Interview: Jessica Stern – United States Special Envoy
Jessica Stern is the United States Special Envoy for the Promotion of the Human Rights of Lesbian, Gay, Bisexual, Transgender, Queer and Intersex People. She was appointed to that role by President Joe Biden.
Stern was recently visiting the Netherlands, where she was interviewed by Winq magazine.
What exactly is a Special Envoy?
Actually, I am an ambassador, but for a number of themes instead of a specific country. For example, for human rights.
In June 2021, I was appointed by President Biden. That means when I talk about certain topics, I do so as the direct representative of the president.
When it comes to LGBTQ topics in our relationship with other countries or with, for example, the United Nations, I not only represent the American government, but I also influence the subsidisation of the various LGBTQ organisations.
In addition, I provide an expert opinion to my colleagues from the Ministry of Foreign Affairs on LGBTQ issues. For example, how we can use our resources so that they are most effective for the community.
The presidential memorandum of February 4, 2021 is the basis of my activities. But if you read that text, this involves a lot of different things. I form coalitions between various collaborating parties, I draw attention to LGBTQ refugees and migrants. But, of course, I also react time and again to the violations of human rights, worldwide.
Above all, I have to ensure that I translate the vision from the text of the memorandum into workable goals.
You are an ambassador for the whole world!
The world is a bit big, isn’t it? I have a team that supports me, but there is only one Jessica and the world is infinite. So, I have to keep my focus.
I am primarily an advocate for the LGBTQ community around the world. That is badly needed because this community experiences an awful lot of injustice, violence and discrimination – that is unacceptable.
Many of these people live in poverty and are simply forgotten. But they deserve more. They also deserve governments that will finally listen to them.
How do you handle that?
Every morning I start my day by reading messages sent to me in my role as Special Envoy on topics related to LGBTQ issues. What laws are being worked on in different countries and where, for example, have there been attacks on LGBTQ people? But also, are our embassies effectively engaging with local human rights initiatives?
Of course, you have to understand the context of each country well. That differs enormously – last week I was in Malaysia, Thailand and Vietnam. In Malaysia, you can go to jail for homosexuality and for what they call ‘crossdressing’ there. While in the other two countries they are working towards marriage equality.
In all cases, I maintain contact with the local LGBTQ organisations to hear from them what they’re concerned about and what solutions they have in mind.
I’ve been working in LGBTQ activism for 25 years so I know a lot of people. Sometimes, I also use our embassies for this. We, as the United States, prefer to be in contact with all kinds of different people from a country – not just the activists who have been known for a long time, but also new groups that may still be operating somewhat under the radar.

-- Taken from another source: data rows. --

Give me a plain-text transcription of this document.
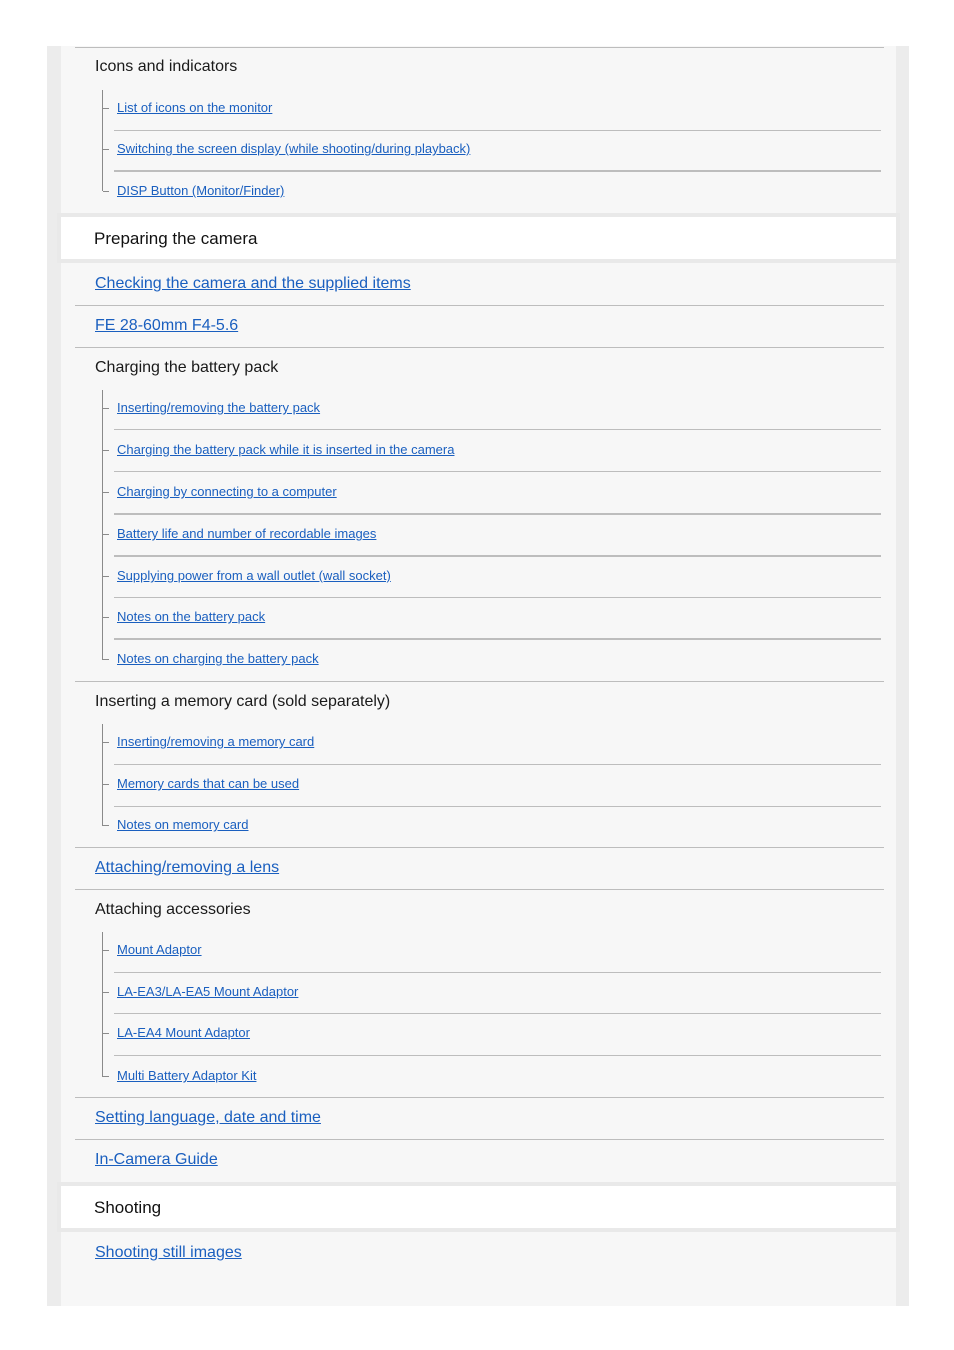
Icons and indicators
List of icons on the monitor
Switching the screen display (while shooting/during playback)
DISP Button (Monitor/Finder)
Preparing the camera
Checking the camera and the supplied items
FE 28-60mm F4-5.6
Charging the battery pack
Inserting/removing the battery pack
Charging the battery pack while it is inserted in the camera
Charging by connecting to a computer
Battery life and number of recordable images
Supplying power from a wall outlet (wall socket)
Notes on the battery pack
Notes on charging the battery pack
Inserting a memory card (sold separately)
Inserting/removing a memory card
Memory cards that can be used
Notes on memory card
Attaching/removing a lens
Attaching accessories
Mount Adaptor
LA-EA3/LA-EA5 Mount Adaptor
LA-EA4 Mount Adaptor
Multi Battery Adaptor Kit
Setting language, date and time
In-Camera Guide
Shooting
Shooting still images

After speaking with the people involved in the community, I will contact the government of that country. There are too few countries that have made LGBTQ rights an essential part of their foreign policy. They are often very interested because I get questions about best practices regarding, for example, gender dysphoria and decriminalisation. I can provide reliable advice and that also helps the local activists in their struggle.
I don’t meet with governments that are openly hostile. I speak to countries that are going to take a step forward and countries that have just taken it. Positive attention there often leads to a better world for LGBTQ people.
Are things getting better or worse in the world for the LGBTQ community?
You may think it’s a lame answer, but: both.
The LGBTQ theme is being discussed – in a negative way – in more and more countries. This domain is often misused for other political purposes. Political parties and powerful organisations keep harking back to that old adage: the LGBTQ community is being blamed for everything – a very easy, yet effective, way to win votes or sell newspapers. Media sensationalism.
New laws are being created which, for example, prohibit speaking about gender in schools. In addition, there is the erosion of democracy itself. In more and more countries, voting rights are suppressed and LGBTQ people are barred from political or public office in order to push through a conservative agenda. This puts democracy in that country under pressure.
We are the canary in the coal mine – LGBTQ people show you how a country is doing.
But there is also good news. I see new aid organisations emerging everywhere – that’s important because to improve the world, you need a strong movement. These people are the single most important source of change for the LGBTQ world.
In Malaysia, I’ve met a lot of people who are under the age of 30. They are the new generation that will move the country forward.
In Botswana, homosexuality is no longer punishable – we’ve seen this coming for some time, but it’s still a historic step forward. When the Supreme Court made this ruling, the head of state immediately welcomed LGBTQ activists at the highest level.